As situações problemáticas da militância clandestina em contato com seu “público” imediato ilustram, em particular, o modo como operava a instituição geneticamente truncada de arenas públicas frustradas. É expressiva a esse respeito a cena do filme Cabra cega, dirigido por Toni Venturi, em que o militante clandestino em crise, por muito tempo enclausurado em um “aparelho”, é “presenteado” com uma visita ao terraço elevado de um edifício, de onde estende as mãos tentando simbolicamente se comunicar com a pólis aparentemente silenciada e ensurdecida.

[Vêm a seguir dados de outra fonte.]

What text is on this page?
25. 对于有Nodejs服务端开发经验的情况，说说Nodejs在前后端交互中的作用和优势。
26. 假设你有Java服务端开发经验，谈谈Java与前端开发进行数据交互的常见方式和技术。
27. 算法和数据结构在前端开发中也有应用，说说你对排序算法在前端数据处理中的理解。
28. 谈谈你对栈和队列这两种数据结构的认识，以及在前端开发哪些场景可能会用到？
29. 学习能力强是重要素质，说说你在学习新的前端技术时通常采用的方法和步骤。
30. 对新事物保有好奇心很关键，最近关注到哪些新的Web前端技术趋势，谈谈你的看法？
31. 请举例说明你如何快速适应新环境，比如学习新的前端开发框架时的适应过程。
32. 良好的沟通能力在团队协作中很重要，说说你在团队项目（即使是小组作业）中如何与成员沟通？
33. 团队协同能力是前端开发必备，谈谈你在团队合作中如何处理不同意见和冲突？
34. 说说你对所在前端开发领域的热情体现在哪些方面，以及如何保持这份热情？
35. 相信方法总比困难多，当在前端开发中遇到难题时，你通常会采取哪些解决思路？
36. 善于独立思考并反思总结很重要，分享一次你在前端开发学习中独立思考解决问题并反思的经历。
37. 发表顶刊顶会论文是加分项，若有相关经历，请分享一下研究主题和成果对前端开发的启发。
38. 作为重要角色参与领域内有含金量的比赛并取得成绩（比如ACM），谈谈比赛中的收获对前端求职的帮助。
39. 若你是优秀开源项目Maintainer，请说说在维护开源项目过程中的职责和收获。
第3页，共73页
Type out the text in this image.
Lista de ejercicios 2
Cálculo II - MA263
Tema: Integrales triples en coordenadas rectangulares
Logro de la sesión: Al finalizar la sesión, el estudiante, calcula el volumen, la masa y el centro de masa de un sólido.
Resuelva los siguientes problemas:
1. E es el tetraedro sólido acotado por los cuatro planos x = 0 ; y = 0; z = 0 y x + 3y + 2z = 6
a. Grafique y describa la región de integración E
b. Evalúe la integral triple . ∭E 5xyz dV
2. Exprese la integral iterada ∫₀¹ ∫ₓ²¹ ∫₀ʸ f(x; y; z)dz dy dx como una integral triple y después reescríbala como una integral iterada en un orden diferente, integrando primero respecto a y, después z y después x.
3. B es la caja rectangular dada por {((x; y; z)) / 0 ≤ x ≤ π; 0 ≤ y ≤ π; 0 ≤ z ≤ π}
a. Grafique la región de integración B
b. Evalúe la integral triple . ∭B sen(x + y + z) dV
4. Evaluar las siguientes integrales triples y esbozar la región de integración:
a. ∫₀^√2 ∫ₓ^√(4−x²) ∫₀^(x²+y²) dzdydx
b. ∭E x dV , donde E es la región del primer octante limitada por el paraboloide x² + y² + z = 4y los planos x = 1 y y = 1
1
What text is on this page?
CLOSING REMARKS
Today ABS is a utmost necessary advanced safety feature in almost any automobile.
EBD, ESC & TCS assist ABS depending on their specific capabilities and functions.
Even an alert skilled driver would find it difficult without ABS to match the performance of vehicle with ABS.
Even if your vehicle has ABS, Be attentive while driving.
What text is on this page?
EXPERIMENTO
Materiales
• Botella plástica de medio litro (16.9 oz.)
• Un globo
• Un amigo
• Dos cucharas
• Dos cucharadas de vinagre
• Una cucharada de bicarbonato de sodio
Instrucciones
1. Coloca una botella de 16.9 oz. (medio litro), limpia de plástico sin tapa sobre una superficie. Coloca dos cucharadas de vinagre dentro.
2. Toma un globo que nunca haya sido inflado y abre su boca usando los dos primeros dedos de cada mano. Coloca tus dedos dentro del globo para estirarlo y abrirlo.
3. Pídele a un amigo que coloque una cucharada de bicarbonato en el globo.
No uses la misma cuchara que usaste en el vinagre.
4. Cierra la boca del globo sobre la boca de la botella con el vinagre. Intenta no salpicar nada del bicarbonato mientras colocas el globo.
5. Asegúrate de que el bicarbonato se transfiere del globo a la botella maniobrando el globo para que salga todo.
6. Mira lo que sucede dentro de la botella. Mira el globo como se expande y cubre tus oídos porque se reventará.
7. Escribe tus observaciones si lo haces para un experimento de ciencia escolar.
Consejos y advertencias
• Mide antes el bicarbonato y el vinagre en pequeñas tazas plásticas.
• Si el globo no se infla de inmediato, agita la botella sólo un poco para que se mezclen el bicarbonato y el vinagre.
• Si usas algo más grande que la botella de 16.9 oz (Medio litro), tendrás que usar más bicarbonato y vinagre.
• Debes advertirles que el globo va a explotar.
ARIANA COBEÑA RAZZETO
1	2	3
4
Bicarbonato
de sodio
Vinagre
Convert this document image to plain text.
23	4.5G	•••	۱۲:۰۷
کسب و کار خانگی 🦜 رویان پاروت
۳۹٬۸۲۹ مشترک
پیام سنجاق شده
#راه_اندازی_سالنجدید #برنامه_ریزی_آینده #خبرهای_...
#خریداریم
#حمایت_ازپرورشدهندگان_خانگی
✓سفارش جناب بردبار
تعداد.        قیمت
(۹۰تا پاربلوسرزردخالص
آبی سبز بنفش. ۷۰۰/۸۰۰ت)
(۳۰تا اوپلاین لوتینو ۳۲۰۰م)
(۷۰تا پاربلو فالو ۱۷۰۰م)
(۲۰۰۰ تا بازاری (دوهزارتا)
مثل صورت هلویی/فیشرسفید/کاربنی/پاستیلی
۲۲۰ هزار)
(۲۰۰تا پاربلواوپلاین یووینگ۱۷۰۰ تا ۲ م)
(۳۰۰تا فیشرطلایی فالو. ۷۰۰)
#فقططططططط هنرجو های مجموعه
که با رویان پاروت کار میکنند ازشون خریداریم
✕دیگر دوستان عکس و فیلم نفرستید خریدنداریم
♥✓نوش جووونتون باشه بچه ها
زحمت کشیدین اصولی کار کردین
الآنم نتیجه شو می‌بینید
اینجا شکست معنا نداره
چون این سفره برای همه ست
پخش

Mesmo no caso da militância clandestina daqueles que — via “trabalho de massa” — buscavam laços diretos com a cidade política, o macrocontexto interveio permanentemente como obstáculo à constituição de arenas públicas no espaço social mais amplo, assim como à inscrição das ações num tempo histórico suficientemente contínuo para dotá-las de sentido. Isto porque, em termos de temporalidade social, o sentido de um “trecho de palavra” depende da totalidade da “história” que tende a se constituir a posteriori, circunscrevendo o sentido de seus componentes. O contexto costuma incluir “uma estrutura de antecipação das fases por vir e uma estrutura de retenção das fases já cumpridas na troca conversacional” (Cefai 2003:559). Ora, esse processo de construção histórica do sentido das ações e das falas é, nos regimes políticos de exceção, permanentemente, objeto de violenta descontinuidade.

3. Considerações finais

Os encontros aqui estudados — como parte do que chamamos acima de “zona cinzenta urbana” na relação da cidade com a ditadura — constituem microcontextos de uma ação coletiva sempre frustrada pelos obstáculos aos processos de publicização da crítica. É através desses processos que a topologia a que nos referimos no presente texto — aquela que descreve a diferença de “altitude” entre os planos da ação militante e a “sociedade” — poderia ter se mostrado movente, dependente como ela tende a ser das condições e das formas históricas de gestão das distâncias entre os sujeitos sociais. A destruição sistemática das arenas públicas concorreu, portanto, para que os militantes fossem recolocados permanentemente em um plano “aéreo” em relação ao tecido social. Os impasses criados pela publicização truncada permite-nos atentar, ademais, para como a ditadura é via de regra produzida num movimento constante de destruição, em distintas escalas, de arenas públicas emergentes, seja através da censura à imprensa, da dissolução de organizações sociais, do enclausuramento de críticos e oponentes, da exposição exibicionista do poder arbitrário da máquina repressiva ou da internalização do medo em larga escala na população.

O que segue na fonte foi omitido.